Sierra Vista’s location is south east of the post, while Huachuca City is located north east. Prominent tenants of Fort Huachuca are the United States Army Network Enterprise Technology Command (NETCOM) and the United States Army Intelligence Center. Libby Army Airfield, which shares the runway with Sierra Vista Municipal Airport, is located on the post. It was even on the list of alternate landing locations for the space shuttle, though the land has not been used for that yet.
The headquarters of the Army Military Auxiliary Radio System (MARS) also happens to sit in Fort Huachuca. Other tenant agencies situated in the fort include the Joint Interoperability Test Command, Information Systems Engineering Command (ISEC), and the Electronic Proving Ground.
Ft. Huachuca is home to a couple of fantastic museums, located in three different buildings on Post. Each museum is within a short walk from each other. The Ft. Huachuca Museum is in two buildings. One is used as the main museum and gift shop. The other building houses a spillover gallery called the Museum Annex. The museum tells the story of Fort Huachuca and the US Army’s experience in the American Southwest. They put special emphasis on the Buffalo Soldiers and the Apache War. Many a display illustrates life on the post over the period of frontier days. Local volunteers operate the museum. Everyone, of all ages and social statuses, is welcome at the Ft. Huachuca Museum.

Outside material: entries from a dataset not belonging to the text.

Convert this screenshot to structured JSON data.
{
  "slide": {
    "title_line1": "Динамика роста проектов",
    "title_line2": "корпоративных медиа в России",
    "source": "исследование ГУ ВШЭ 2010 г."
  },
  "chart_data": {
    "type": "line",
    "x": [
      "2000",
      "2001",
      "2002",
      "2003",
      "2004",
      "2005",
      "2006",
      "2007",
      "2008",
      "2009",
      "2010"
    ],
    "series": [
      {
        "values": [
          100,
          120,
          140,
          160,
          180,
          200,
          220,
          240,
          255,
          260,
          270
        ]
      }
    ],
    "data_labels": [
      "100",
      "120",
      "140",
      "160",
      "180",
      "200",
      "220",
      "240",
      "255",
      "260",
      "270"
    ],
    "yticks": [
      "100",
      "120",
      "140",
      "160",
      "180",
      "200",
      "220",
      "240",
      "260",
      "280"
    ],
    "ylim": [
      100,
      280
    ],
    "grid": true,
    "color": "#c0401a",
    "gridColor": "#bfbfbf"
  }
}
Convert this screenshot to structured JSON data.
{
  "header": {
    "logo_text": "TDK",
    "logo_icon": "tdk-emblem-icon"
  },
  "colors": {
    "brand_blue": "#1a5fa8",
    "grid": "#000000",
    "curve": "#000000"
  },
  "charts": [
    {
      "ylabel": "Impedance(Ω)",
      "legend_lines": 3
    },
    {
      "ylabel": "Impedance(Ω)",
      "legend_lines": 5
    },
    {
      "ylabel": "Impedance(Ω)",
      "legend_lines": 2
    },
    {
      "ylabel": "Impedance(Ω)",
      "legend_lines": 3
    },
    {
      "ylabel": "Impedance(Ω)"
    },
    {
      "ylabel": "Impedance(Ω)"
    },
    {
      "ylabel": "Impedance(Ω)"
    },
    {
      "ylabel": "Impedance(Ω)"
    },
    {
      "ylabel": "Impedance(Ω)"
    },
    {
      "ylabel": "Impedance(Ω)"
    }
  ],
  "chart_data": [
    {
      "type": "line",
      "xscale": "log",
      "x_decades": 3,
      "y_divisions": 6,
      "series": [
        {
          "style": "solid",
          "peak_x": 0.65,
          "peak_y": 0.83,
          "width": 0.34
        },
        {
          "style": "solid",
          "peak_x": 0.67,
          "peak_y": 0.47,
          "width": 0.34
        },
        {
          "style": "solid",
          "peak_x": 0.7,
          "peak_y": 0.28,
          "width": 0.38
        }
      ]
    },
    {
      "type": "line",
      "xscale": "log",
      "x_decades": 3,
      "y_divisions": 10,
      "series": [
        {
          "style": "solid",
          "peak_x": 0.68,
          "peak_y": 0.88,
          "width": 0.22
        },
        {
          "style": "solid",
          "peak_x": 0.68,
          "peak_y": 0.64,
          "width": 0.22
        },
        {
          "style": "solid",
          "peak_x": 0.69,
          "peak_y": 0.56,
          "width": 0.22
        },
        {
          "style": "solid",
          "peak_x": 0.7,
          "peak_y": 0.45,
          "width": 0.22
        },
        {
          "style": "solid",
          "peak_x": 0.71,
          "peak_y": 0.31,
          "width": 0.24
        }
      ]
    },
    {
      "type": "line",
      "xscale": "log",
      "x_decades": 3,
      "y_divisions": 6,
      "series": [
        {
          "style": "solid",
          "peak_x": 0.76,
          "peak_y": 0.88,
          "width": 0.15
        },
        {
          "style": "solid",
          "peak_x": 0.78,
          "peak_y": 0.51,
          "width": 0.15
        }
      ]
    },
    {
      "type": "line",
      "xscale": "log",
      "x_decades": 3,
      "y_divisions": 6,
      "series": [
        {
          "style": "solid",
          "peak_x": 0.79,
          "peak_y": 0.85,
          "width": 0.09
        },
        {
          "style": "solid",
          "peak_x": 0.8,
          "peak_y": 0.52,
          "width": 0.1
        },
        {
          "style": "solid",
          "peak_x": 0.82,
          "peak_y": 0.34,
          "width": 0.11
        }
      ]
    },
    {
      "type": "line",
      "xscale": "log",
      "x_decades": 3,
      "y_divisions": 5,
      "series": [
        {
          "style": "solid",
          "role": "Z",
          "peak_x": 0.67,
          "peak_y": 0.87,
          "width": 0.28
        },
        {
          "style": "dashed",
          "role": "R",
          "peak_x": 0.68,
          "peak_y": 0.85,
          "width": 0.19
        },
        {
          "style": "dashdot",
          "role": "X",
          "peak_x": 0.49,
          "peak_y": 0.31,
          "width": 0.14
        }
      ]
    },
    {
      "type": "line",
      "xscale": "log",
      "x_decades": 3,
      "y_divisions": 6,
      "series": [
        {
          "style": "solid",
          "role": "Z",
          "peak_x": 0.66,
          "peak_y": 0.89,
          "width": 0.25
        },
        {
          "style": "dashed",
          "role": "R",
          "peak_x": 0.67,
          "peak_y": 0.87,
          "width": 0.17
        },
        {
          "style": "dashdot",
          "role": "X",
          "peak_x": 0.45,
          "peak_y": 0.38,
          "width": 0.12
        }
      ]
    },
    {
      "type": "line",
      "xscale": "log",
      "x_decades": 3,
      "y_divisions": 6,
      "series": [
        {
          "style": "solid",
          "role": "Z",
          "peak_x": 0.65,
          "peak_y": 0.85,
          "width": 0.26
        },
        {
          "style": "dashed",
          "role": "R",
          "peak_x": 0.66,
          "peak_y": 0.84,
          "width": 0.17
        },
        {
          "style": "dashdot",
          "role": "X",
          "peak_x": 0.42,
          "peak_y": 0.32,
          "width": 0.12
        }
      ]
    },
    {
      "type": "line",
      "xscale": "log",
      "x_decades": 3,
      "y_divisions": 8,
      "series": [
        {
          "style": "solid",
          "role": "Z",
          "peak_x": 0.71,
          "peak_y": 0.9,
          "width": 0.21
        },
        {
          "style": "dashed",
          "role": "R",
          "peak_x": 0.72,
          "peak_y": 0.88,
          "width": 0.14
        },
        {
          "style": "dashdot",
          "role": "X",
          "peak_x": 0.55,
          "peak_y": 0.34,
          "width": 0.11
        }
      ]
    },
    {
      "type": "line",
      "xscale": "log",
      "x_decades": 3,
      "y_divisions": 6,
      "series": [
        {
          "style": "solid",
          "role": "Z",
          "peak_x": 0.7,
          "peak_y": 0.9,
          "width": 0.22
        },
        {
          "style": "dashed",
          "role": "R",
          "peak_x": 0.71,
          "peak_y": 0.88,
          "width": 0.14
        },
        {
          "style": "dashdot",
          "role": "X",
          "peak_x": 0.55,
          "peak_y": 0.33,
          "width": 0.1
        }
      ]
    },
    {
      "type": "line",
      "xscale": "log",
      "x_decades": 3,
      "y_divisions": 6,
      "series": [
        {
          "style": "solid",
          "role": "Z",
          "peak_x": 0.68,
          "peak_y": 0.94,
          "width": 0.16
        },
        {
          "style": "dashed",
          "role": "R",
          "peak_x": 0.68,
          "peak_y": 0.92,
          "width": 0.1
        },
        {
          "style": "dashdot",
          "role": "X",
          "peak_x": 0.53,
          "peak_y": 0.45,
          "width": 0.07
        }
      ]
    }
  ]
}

The US Army Intelligence Museum is the 2nd museum. The museum follows a theme with art of the evolution of the intelligence within the US Army. This museum is down the street from the Ft. Huachuca Museum. The Intelligence Museum is not very big, but has a compilation of peculiar historical artifacts, including agent radio communication gear, aerial cameras, cryptographic equipment, and a couple of small drones.